With days remaining in the Copenhagen climate talks, the rich have finally begun to discuss climate financing for the poor. The negotiating round has gone on for two years with little serious discussion on financing and many other topics, a gaping failure of a process run by and for rich-country politicians who do not like to be bothered with unpleasant details. This will not do. Climate financing needs a formula.
The governing law is the United Nations Framework Convention on Climate Change signed in 1992. It is unambiguous. “The developed country Parties . . . shall provide new and additional financial resources to meet the agreed full costs incurred by developing country Parties in complying with their obligations” under the treaty. Moreover, “developed country Parties . . . shall also assist the developing country Parties that are particularly vulnerable to the adverse effects of climate change in meeting costs of adaptation to those adverse effects”. The treaty emphasises the need for “adequacy and predictability in the flow of funds”.

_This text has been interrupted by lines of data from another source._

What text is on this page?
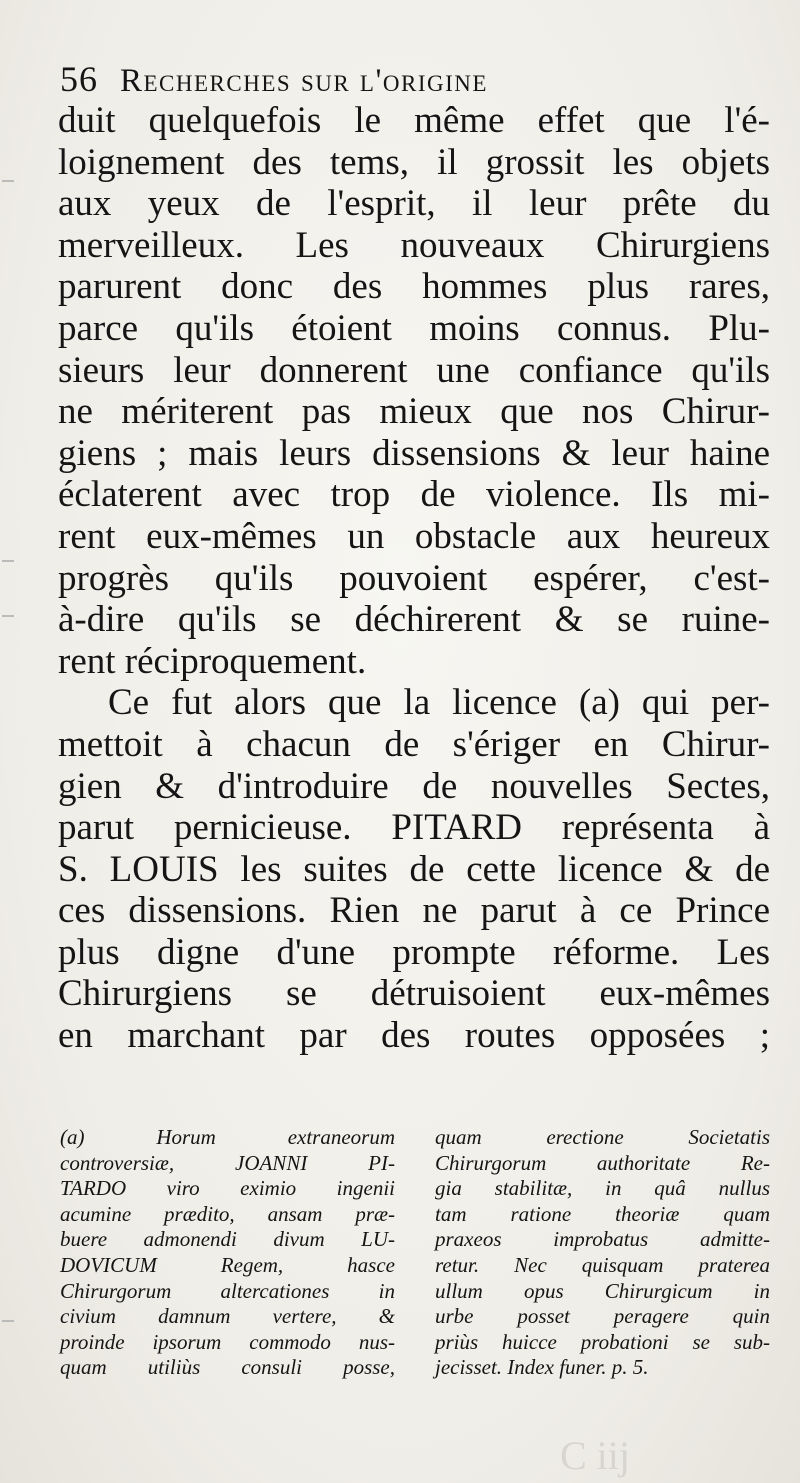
56 Recherches sur l'origine
duit quelquefois le même effet que l'é-
loignement des tems, il grossit les objets
aux yeux de l'esprit, il leur prête du
merveilleux. Les nouveaux Chirurgiens
parurent donc des hommes plus rares,
parce qu'ils étoient moins connus. Plu-
sieurs leur donnerent une confiance qu'ils
ne mériterent pas mieux que nos Chirur-
giens ; mais leurs dissensions & leur haine
éclaterent avec trop de violence. Ils mi-
rent eux-mêmes un obstacle aux heureux
progrès qu'ils pouvoient espérer, c'est-
à-dire qu'ils se déchirerent & se ruine-
rent réciproquement.
Ce fut alors que la licence (a) qui per-
mettoit à chacun de s'ériger en Chirur-
gien & d'introduire de nouvelles Sectes,
parut pernicieuse. PITARD représenta à
S. LOUIS les suites de cette licence & de
ces dissensions. Rien ne parut à ce Prince
plus digne d'une prompte réforme. Les
Chirurgiens se détruisoient eux-mêmes
en marchant par des routes opposées ;
(a) Horum extraneorum
controversiæ, JOANNI PI-
TARDO viro eximio ingenii
acumine prædito, ansam præ-
buere admonendi divum LU-
DOVICUM Regem, hasce
Chirurgorum altercationes in
civium damnum vertere, &
proinde ipsorum commodo nus-
quam utiliùs consuli posse,
quam erectione Societatis
Chirurgorum authoritate Re-
gia stabilitæ, in quâ nullus
tam ratione theoriæ quam
praxeos improbatus admitte-
retur. Nec quisquam praterea
ullum opus Chirurgicum in
urbe posset peragere quin
priùs huicce probationi se sub-
jecisset. Index funer. p. 5.
C iij
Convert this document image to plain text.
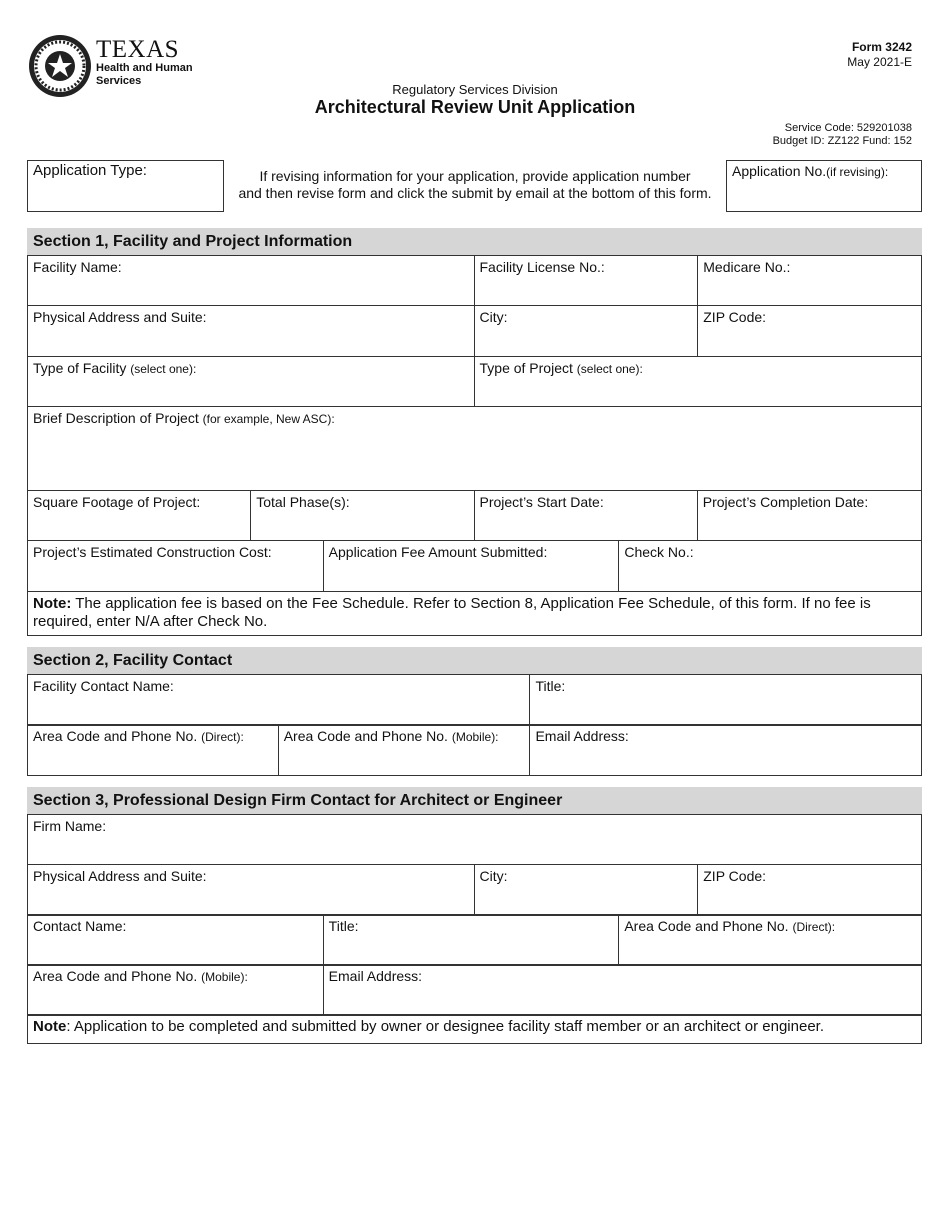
TEXAS
Health and Human
Services
Form 3242
May 2021-E
Regulatory Services Division
Architectural Review Unit Application
Service Code: 529201038
Budget ID: ZZ122 Fund: 152
Application Type:	If revising information for your application, provide application number
and then revise form and click the submit by email at the bottom of this form.
Application No.(if revising):
Section 1, Facility and Project Information
Facility Name:	Facility License No.:	Medicare No.:
Physical Address and Suite:	City:	ZIP Code:
Type of Facility (select one):	Type of Project (select one):
Brief Description of Project (for example, New ASC):
Square Footage of Project:	Total Phase(s):	Project’s Start Date:	Project’s Completion Date:
Project’s Estimated Construction Cost:	Application Fee Amount Submitted:	Check No.:
Note: The application fee is based on the Fee Schedule. Refer to Section 8, Application Fee Schedule, of this form. If no fee is required, enter N/A after Check No.
Section 2, Facility Contact
Facility Contact Name:	Title:
Area Code and Phone No. (Direct):	Area Code and Phone No. (Mobile):	Email Address:
Section 3, Professional Design Firm Contact for Architect or Engineer
Firm Name:
Physical Address and Suite:	City:	ZIP Code:
Contact Name:	Title:	Area Code and Phone No. (Direct):
Area Code and Phone No. (Mobile):	Email Address:
Note: Application to be completed and submitted by owner or designee facility staff member or an architect or engineer.
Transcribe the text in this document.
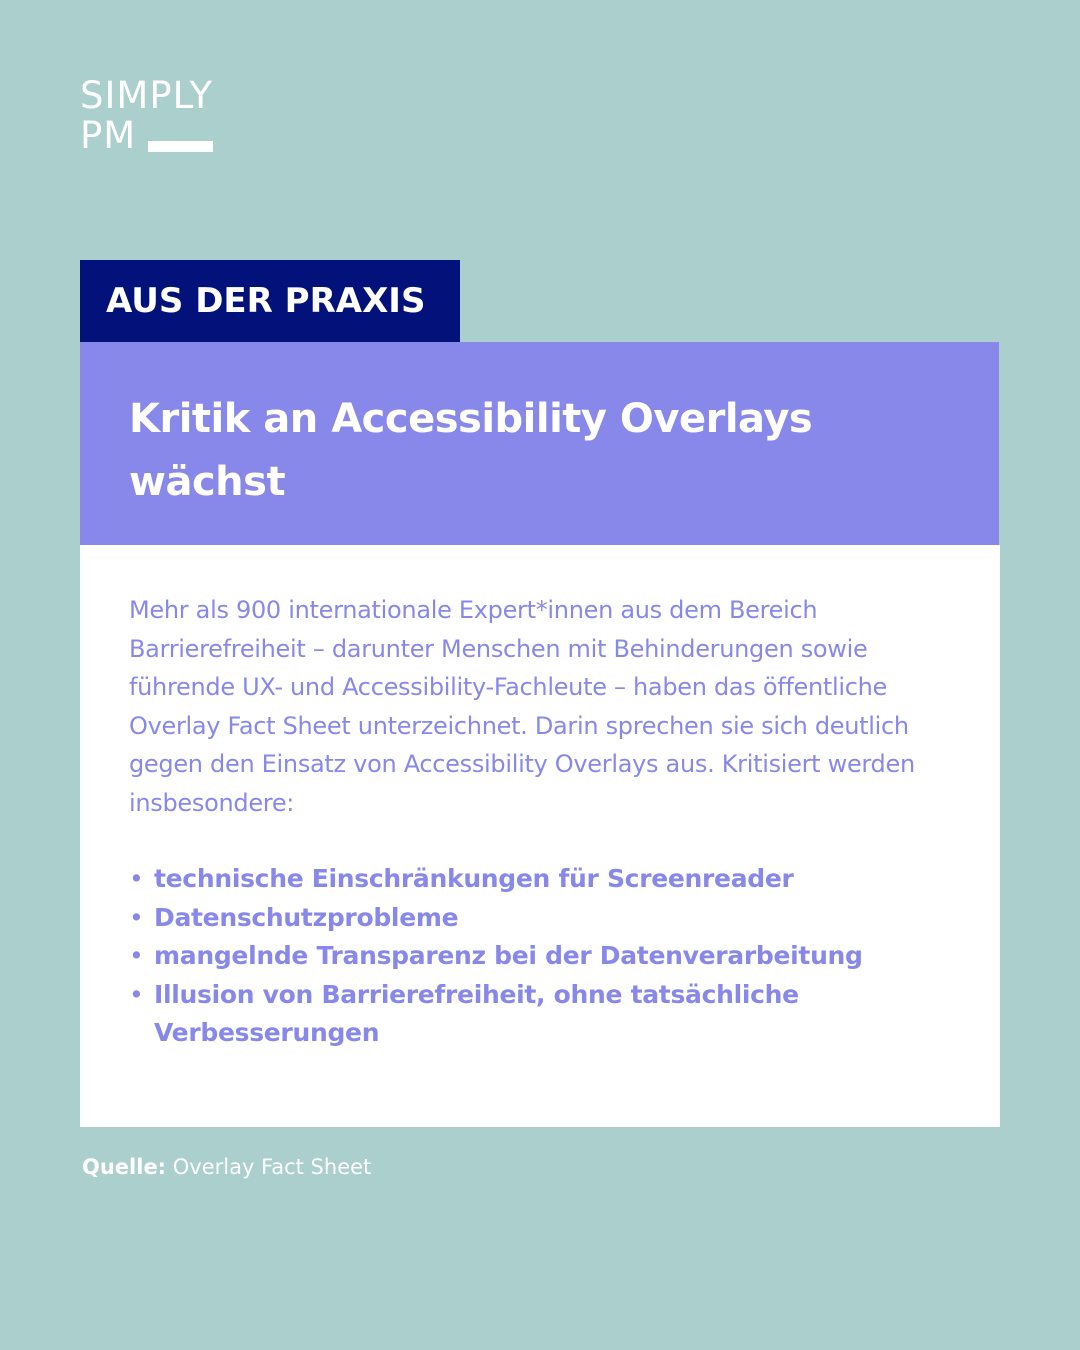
SIMPLY
PM
AUS DER PRAXIS
Kritik an Accessibility Overlays wächst

Mehr als 900 internationale Expert*innen aus dem Bereich Barrierefreiheit – darunter Menschen mit Behinderungen sowie führende UX- und Accessibility-Fachleute – haben das öffentliche Overlay Fact Sheet unterzeichnet. Darin sprechen sie sich deutlich gegen den Einsatz von Accessibility Overlays aus. Kritisiert werden insbesondere:

• technische Einschränkungen für Screenreader
• Datenschutzprobleme
• mangelnde Transparenz bei der Datenverarbeitung
• Illusion von Barrierefreiheit, ohne tatsächliche Verbesserungen
Quelle: Overlay Fact Sheet
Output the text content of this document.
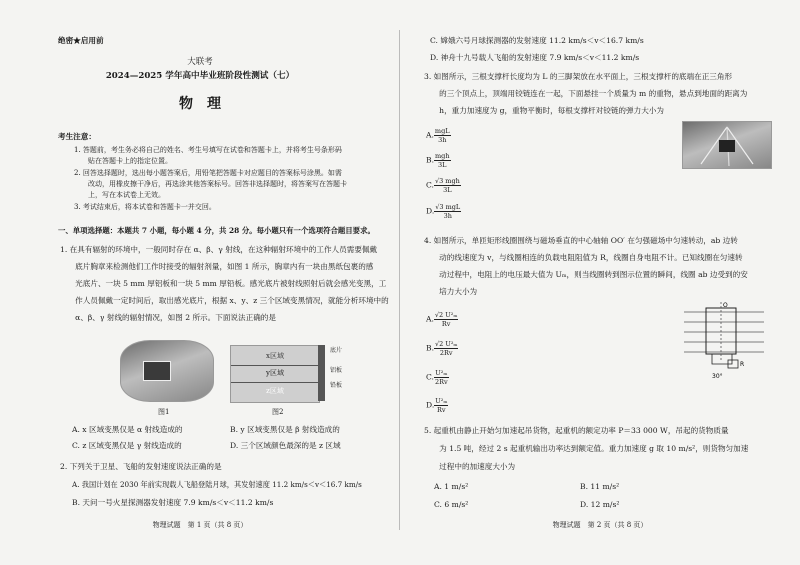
绝密★启用前
大联考
2024—2025 学年高中毕业班阶段性测试（七）
物　理
考生注意：
1. 答题前，考生务必将自己的姓名、考生号填写在试卷和答题卡上，并将考生号条形码
　　贴在答题卡上的指定位置。
2. 回答选择题时，选出每小题答案后，用铅笔把答题卡对应题目的答案标号涂黑。如需
　　改动，用橡皮擦干净后，再选涂其他答案标号。回答非选择题时，将答案写在答题卡
　　上，写在本试卷上无效。
3. 考试结束后，将本试卷和答题卡一并交回。
一、单项选择题：本题共 7 小题，每小题 4 分，共 28 分。每小题只有一个选项符合题目要求。
1. 在具有辐射的环境中，一般同时存在 α、β、γ 射线，在这种辐射环境中的工作人员需要佩戴
　　底片胸章来检测他们工作时接受的辐射剂量，如图 1 所示，胸章内有一块由黑纸包裹的感
　　光底片、一块 5 mm 厚铝板和一块 5 mm 厚铅板。感光底片被射线照射后就会感光变黑，工
　　作人员佩戴一定时间后，取出感光底片，根据 x、y、z 三个区域变黑情况，就能分析环境中的
　　α、β、γ 射线的辐射情况，如图 2 所示。下面说法正确的是
图1
x区域
y区域
z区域
底片
铝板
铅板
图2
A. x 区域变黑仅是 α 射线造成的	B. y 区域变黑仅是 β 射线造成的
C. z 区域变黑仅是 γ 射线造成的	D. 三个区域颜色最深的是 z 区域
2. 下列关于卫星、飞船的发射速度说法正确的是
A. 我国计划在 2030 年前实现载人飞船登陆月球，其发射速度 11.2 km/s＜v＜16.7 km/s
B. 天问一号火星探测器发射速度 7.9 km/s＜v＜11.2 km/s
物理试题　第 1 页（共 8 页）
C. 嫦娥六号月球探测器的发射速度 11.2 km/s＜v＜16.7 km/s
D. 神舟十九号载人飞船的发射速度 7.9 km/s＜v＜11.2 km/s
3. 如图所示，三根支撑杆长度均为 L 的三脚架放在水平面上，三根支撑杆的底端在正三角形
　　的三个顶点上，顶端用铰链连在一起，下面悬挂一个质量为 m 的重物，悬点到地面的距离为
　　h，重力加速度为 g，重物平衡时，每根支撑杆对铰链的弹力大小为
A. $\frac{\text{mgL}}{3h}$
B. $\frac{\text{mgh}}{3L}$
C. $\frac{\text{√3 mgh}}{3L}$
D. $\frac{\text{√3 mgL}}{3h}$
4. 如图所示，单匝矩形线圈围绕与磁场垂直的中心轴轴 OO′ 在匀强磁场中匀速转动，ab 边转
　　动的线速度为 v，与线圈相连的负载电阻阻值为 R，线圈自身电阻不计。已知线圈在匀速转
　　动过程中，电阻上的电压最大值为 Uₘ，则当线圈转到图示位置的瞬间，线圈 ab 边受到的安
　　培力大小为
A. $\frac{\text{√2 U²ₘ}}{Rv}$
B. $\frac{\text{√2 U²ₘ}}{2Rv}$
C. $\frac{\text{U²ₘ}}{2Rv}$
D. $\frac{\text{U²ₘ}}{Rv}$
O
R
30°
5. 起重机由静止开始匀加速起吊货物，起重机的额定功率 P＝33 000 W，吊起的货物质量
　　为 1.5 吨，经过 2 s 起重机输出功率达到额定值。重力加速度 g 取 10 m/s²，则货物匀加速
　　过程中的加速度大小为
A. 1 m/s²	B. 11 m/s²
C. 6 m/s²	D. 12 m/s²
物理试题　第 2 页（共 8 页）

If negotiations were in good faith and properly managed, two years would have been enough to determine the mechanisms for new, additional, adequate and predictable resources to meet the needs of the developing countries. Of course, no such discussions took place. Political leaders of the developed countries did not speak frankly with their own citizens, nor did they deign to negotiate with the poorer countries. President Barack Obama has not breathed a word to the American people about the financing responsibilities of Americans to the developing countries under long-agreed international law.